I studied the most gorgeous text this morning from the Netivot Shalom (also known as the Slonimer, a.k.a. Rabbi Shalom Noach Berezovsky). It's on the verse קְדֹשִׁ֣ים תִּהְי֑וּ / kedoshim tihiyu, "y'all shall be holy."
The Slonimer teaches: the way we do that is first through strong boundaries and ethical choices. The first step in being holy as God is holy is having good boundaries and being scrupulously ethical in our interpersonal interactions.

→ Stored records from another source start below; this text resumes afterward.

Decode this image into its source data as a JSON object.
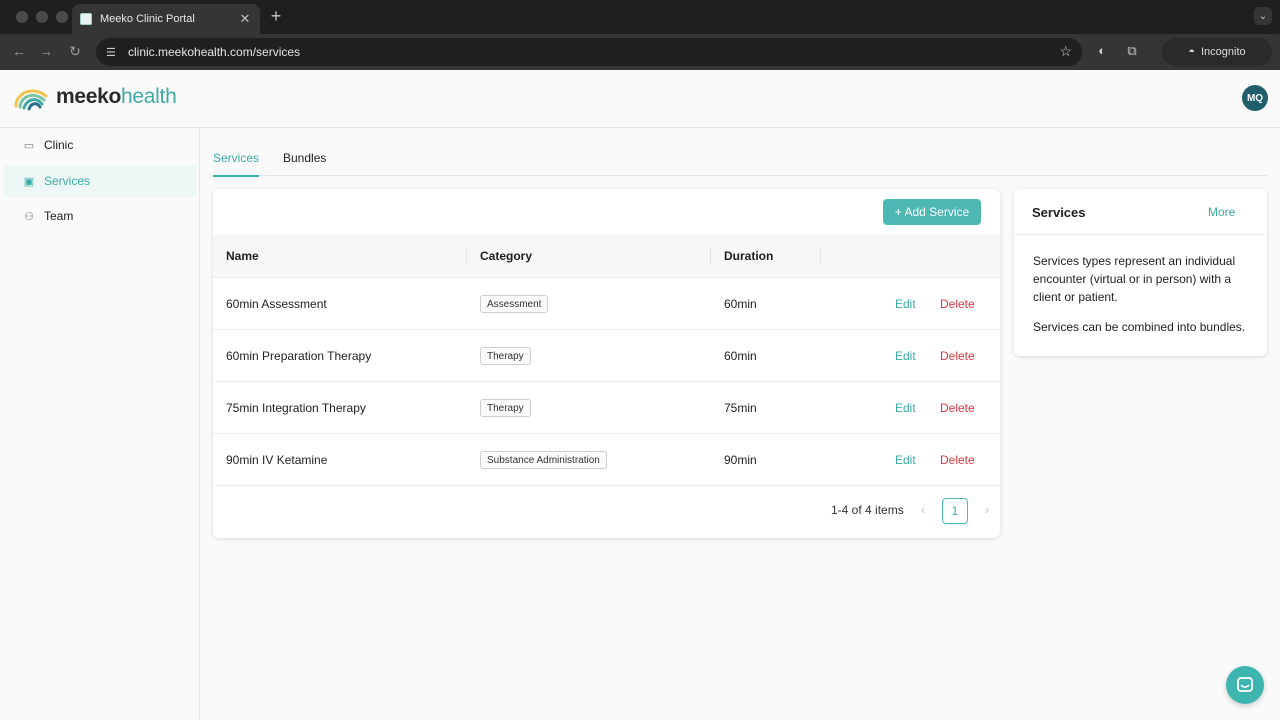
{
  "browser": {
    "tab_title": "Meeko Clinic Portal",
    "tab_close": "✕",
    "new_tab": "+",
    "url": "clinic.meekohealth.com/services",
    "profile_label": "Incognito"
  },
  "app": {
    "logo_part1": "meeko",
    "logo_part2": "health",
    "avatar_initials": "MQ"
  },
  "sidebar": {
    "items": [
      {
        "label": "Clinic",
        "icon": "store-icon"
      },
      {
        "label": "Services",
        "icon": "medical-bag-icon",
        "active": true
      },
      {
        "label": "Team",
        "icon": "team-icon"
      }
    ]
  },
  "tabs": [
    {
      "label": "Services",
      "active": true
    },
    {
      "label": "Bundles",
      "active": false
    }
  ],
  "services_table": {
    "add_button": "+ Add Service",
    "columns": [
      "Name",
      "Category",
      "Duration"
    ],
    "rows": [
      {
        "name": "60min Assessment",
        "category": "Assessment",
        "duration": "60min"
      },
      {
        "name": "60min Preparation Therapy",
        "category": "Therapy",
        "duration": "60min"
      },
      {
        "name": "75min Integration Therapy",
        "category": "Therapy",
        "duration": "75min"
      },
      {
        "name": "90min IV Ketamine",
        "category": "Substance Administration",
        "duration": "90min"
      }
    ],
    "edit_label": "Edit",
    "delete_label": "Delete",
    "pagination": {
      "summary": "1-4 of 4 items",
      "current_page": "1",
      "prev": "‹",
      "next": "›"
    }
  },
  "info_panel": {
    "title": "Services",
    "more_link": "More",
    "paragraph1": "Services types represent an individual encounter (virtual or in person) with a client or patient.",
    "paragraph2": "Services can be combined into bundles."
  },
  "colors": {
    "accent": "#3aaca6",
    "button": "#4cb7b3",
    "danger": "#d9363e",
    "avatar": "#1f5f6b"
  }
}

That's the only part of holiness that we can control. That's how far we can go through our own strength. If we do that, then God meets us there and lifts us the rest of the way toward a more complete kind of holiness, a holiness in which our every act is sanctified and we ourselves become sanctuaries for God. But that higher level of holiness isn't possible unless we first do everything we can to steer clear of boundary transgressions.
The Slonimer cites a Noam Elimelech teaching that yir'ah (awe) is the vessel and ahavah (love) is the light that streams through it. And we know from our mystics that when there is light without a strong container to hold it, we wind up with broken vessels. When there is unbounded love without good boundaries -- when there is chesed without gevurah, or when chesed is overprivileged above gevurah -- we wind up with broken vessels. We wind up with unsafe communities.
Holiness comes through living with rigorous integrity and being scrupulous about ethics. We receive the gift of being lifted to that higher level of holiness when we respect the boundaries that can safely channel our love.
With gratitude to Rabbi Megan Doherty, my Slonimer hevruta.